Last fall, the Yukon Government predicted the territory’s GDP would grow by nearly 9 per cent.
The same government’s 2014 economic forecast released yesterday predicts growth of around 3 per cent.
Government economist Derrick Hynes says there’s a distinction between a prediction and a forecast.
“Forecasts change as your assumptions change,” he says.
Hynes also blames mineral prices.
"Certainly our economy is small, it's reactive to changes that occur at the global level, so when we see these things happen, we certainly do see it trickle through our economy."
Hynes gives the example of the Bellekeno mine, which announced a shutdown last winter due to low silver prices, and won’t be coming back until 2015 at the earliest.

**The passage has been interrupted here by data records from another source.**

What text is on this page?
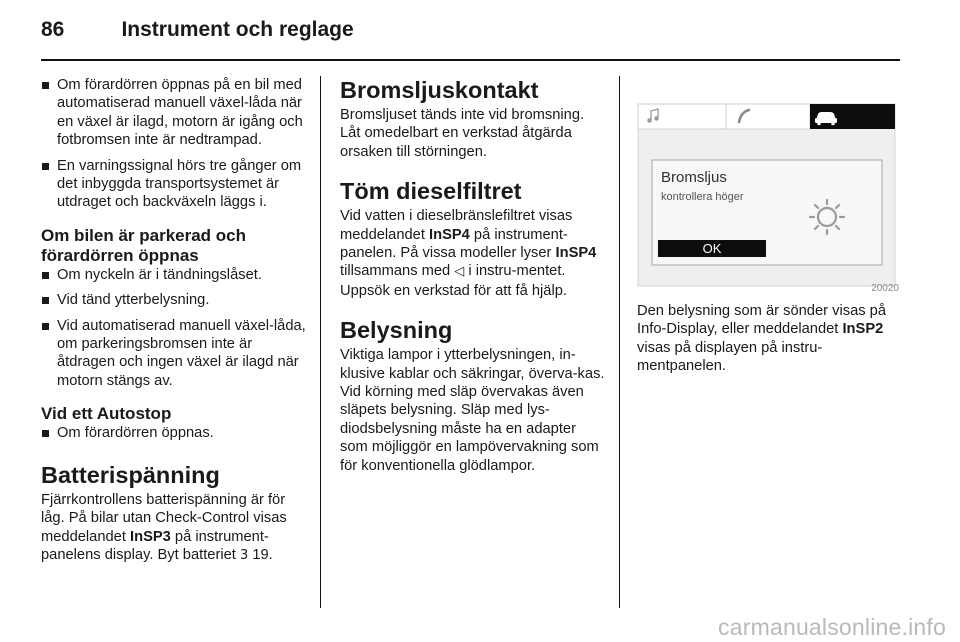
86	Instrument och reglage
Om förardörren öppnas på en bil med automatiserad manuell växel-låda när en växel är ilagd, motorn är igång och fotbromsen inte är nedtrampad.
En varningssignal hörs tre gånger om det inbyggda transportsystemet är utdraget och backväxeln läggs i.
Om bilen är parkerad och förardörren öppnas
Om nyckeln är i tändningslåset.
Vid tänd ytterbelysning.
Vid automatiserad manuell växel-låda, om parkeringsbromsen inte är åtdragen och ingen växel är ilagd när motorn stängs av.
Vid ett Autostop
Om förardörren öppnas.
Batterispänning

Fjärrkontrollens batterispänning är för låg. På bilar utan Check-Control visas meddelandet InSP3 på instrument-panelens display. Byt batteriet 3 19.

Bromsljuskontakt

Bromsljuset tänds inte vid bromsning. Låt omedelbart en verkstad åtgärda orsaken till störningen.

Töm dieselfiltret

Vid vatten i dieselbränslefiltret visas meddelandet InSP4 på instrument-panelen. På vissa modeller lyser InSP4 tillsammans med ◁ i instru-mentet. Uppsök en verkstad för att få hjälp.

Belysning

Viktiga lampor i ytterbelysningen, in-klusive kablar och säkringar, överva-kas. Vid körning med släp övervakas även släpets belysning. Släp med lys-diodsbelysning måste ha en adapter som möjliggör en lampövervakning som för konventionella glödlampor.

Bromsljus
kontrollera höger
OK
20020

Den belysning som är sönder visas på Info-Display, eller meddelandet InSP2 visas på displayen på instru-mentpanelen.

carmanualsonline.info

NDP critical of early predictions
Yukon NDP leader Liz Hanson says the discrepancy is due to faulty math, or an effort to mislead the public.
“It was very clear that [9 per cent growth] wasn't possible,” she says. “One only had to look about the territory, not even beyond the border in terms of world commodity prices, but just look at what the reality was."

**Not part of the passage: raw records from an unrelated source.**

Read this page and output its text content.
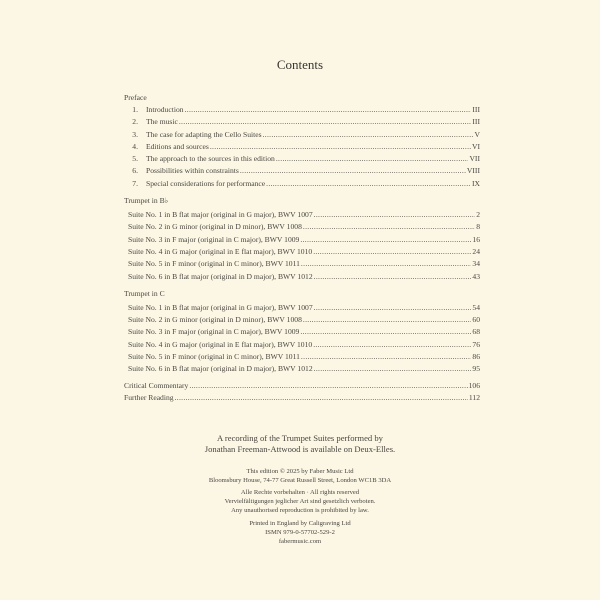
Contents
Preface
1. Introduction .....	III
2. The music .....	III
3. The case for adapting the Cello Suites .....	V
4. Editions and sources .....	VI
5. The approach to the sources in this edition .....	VII
6. Possibilities within constraints .....	VIII
7. Special considerations for performance .....	IX
Trumpet in B♭
Suite No. 1 in B flat major (original in G major), BWV 1007 .....	2
Suite No. 2 in G minor (original in D minor), BWV 1008 .....	8
Suite No. 3 in F major (original in C major), BWV 1009 .....	16
Suite No. 4 in G major (original in E flat major), BWV 1010 .....	24
Suite No. 5 in F minor (original in C minor), BWV 1011 .....	34
Suite No. 6 in B flat major (original in D major), BWV 1012 .....	43
Trumpet in C
Suite No. 1 in B flat major (original in G major), BWV 1007 .....	54
Suite No. 2 in G minor (original in D minor), BWV 1008 .....	60
Suite No. 3 in F major (original in C major), BWV 1009 .....	68
Suite No. 4 in G major (original in E flat major), BWV 1010 .....	76
Suite No. 5 in F minor (original in C minor), BWV 1011 .....	86
Suite No. 6 in B flat major (original in D major), BWV 1012 .....	95
Critical Commentary .....	106
Further Reading .....	112
A recording of the Trumpet Suites performed by
Jonathan Freeman-Attwood is available on Deux-Elles.
This edition © 2025 by Faber Music Ltd
Bloomsbury House, 74-77 Great Russell Street, London WC1B 3DA
Alle Rechte vorbehalten · All rights reserved
Vervielfältigungen jeglicher Art sind gesetzlich verboten.
Any unauthorised reproduction is prohibited by law.
Printed in England by Caligraving Ltd
ISMN 979-0-57702-529-2
fabermusic.com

Hanson says the new figures make more sense.
“The forecast is in fact more realistic than what we've heard from the Yukon Party government over the last couple years. My sense is they've finally taken off their rose-coloured glasses and are releasing a more reasonable estimate for 2014.”
Exploration to drop, tourism to rise
Mineral exploration spending is expected to drop further this year.
In 2013, it was the lowest it had been in years.
On the upside, tourism is expected to increase slightly.
Construction spending is also expected to rise in 2014, along with retail sales.
And the forecast also says unemployment may go up a bit as the Yukon population grows faster than the economy.